A spokesperson for the ex-Celsius CEO told Financial Times that Mashinsky and his relations still hold up to $44 million worth of frozen crypto assets on the Celsius network even after the alleged withdrawal. He defends Mashinsky’s intentions saying they were not criminal in any way, seeing that he had deposited funds equaled what he had withdrawn to pay taxes.
“In the nine months following that withdrawal, he consistently deposited cryptocurrency totaling what he withdrew in May.”
The spokesperson notes that during the bankruptcy proceedings, Mashinsky availed this information to the Official Committee of Unsecured Creditors (UCC).
Despite efforts to defend him, Mashinsky’s actions have undoubtedly raised concerns about the former executive, who was already under scrutiny. Terra’s FatMan has highlighted that Mashinsky had been withdrawing funds while claiming that the company had ‘sufficient reserves.’ He says:
“In the days leading up to the Celsius collapse, Mashinsky assured customers that everything was okay, claiming he had “adequate reserves.” Unbeknownst to them, he was simultaneously withdrawing millions of dollars from the soon-to-be bankrupt company into his pocket. Pathetic”
However, Crypto users criticized Mashinsky’s decision to withdraw funds, arguing that the company was healthy. Widespread concern among community members is whether the former CEO knew the company would be in a financial crisis after the market crash.

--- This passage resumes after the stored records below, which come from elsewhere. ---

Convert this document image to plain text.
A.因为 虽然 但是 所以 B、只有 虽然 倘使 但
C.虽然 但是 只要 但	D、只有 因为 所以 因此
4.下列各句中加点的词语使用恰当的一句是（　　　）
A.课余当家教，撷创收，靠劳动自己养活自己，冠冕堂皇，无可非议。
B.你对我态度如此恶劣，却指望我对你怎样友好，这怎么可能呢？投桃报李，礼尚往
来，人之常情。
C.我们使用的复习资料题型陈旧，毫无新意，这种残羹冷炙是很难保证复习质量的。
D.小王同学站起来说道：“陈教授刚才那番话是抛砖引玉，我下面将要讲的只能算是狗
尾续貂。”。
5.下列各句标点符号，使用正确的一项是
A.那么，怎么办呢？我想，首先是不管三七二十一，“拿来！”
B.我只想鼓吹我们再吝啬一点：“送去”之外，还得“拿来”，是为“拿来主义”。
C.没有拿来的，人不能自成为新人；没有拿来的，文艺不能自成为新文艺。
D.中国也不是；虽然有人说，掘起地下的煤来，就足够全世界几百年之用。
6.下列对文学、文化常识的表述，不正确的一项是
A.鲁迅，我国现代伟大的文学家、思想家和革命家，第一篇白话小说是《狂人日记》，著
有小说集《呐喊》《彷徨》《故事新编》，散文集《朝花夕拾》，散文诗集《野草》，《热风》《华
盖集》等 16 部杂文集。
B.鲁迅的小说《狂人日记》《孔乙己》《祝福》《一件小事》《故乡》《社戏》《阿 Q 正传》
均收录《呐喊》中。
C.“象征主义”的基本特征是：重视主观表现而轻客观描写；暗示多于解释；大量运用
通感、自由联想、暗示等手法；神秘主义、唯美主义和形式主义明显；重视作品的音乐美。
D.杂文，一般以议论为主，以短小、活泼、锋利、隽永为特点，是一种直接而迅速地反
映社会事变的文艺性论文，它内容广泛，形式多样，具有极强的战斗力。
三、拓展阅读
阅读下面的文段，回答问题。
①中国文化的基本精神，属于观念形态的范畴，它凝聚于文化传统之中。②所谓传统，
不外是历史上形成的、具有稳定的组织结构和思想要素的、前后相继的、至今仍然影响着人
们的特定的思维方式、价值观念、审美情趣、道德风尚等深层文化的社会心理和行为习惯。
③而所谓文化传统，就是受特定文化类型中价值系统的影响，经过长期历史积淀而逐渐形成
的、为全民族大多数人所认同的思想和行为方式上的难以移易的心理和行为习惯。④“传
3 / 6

The bankruptcy court has ordered Celsius to submit a complete record of Mashinsky’s transaction history and other documentation that will shed light on the company’s financial position. The disclosures are likely to answer the questions about Mashinsky’s motives. It is also possible that the ex-official will have to refund the $10 million because of the legal provision in the U.S. that a company’s payments may be reversed in favor of creditors.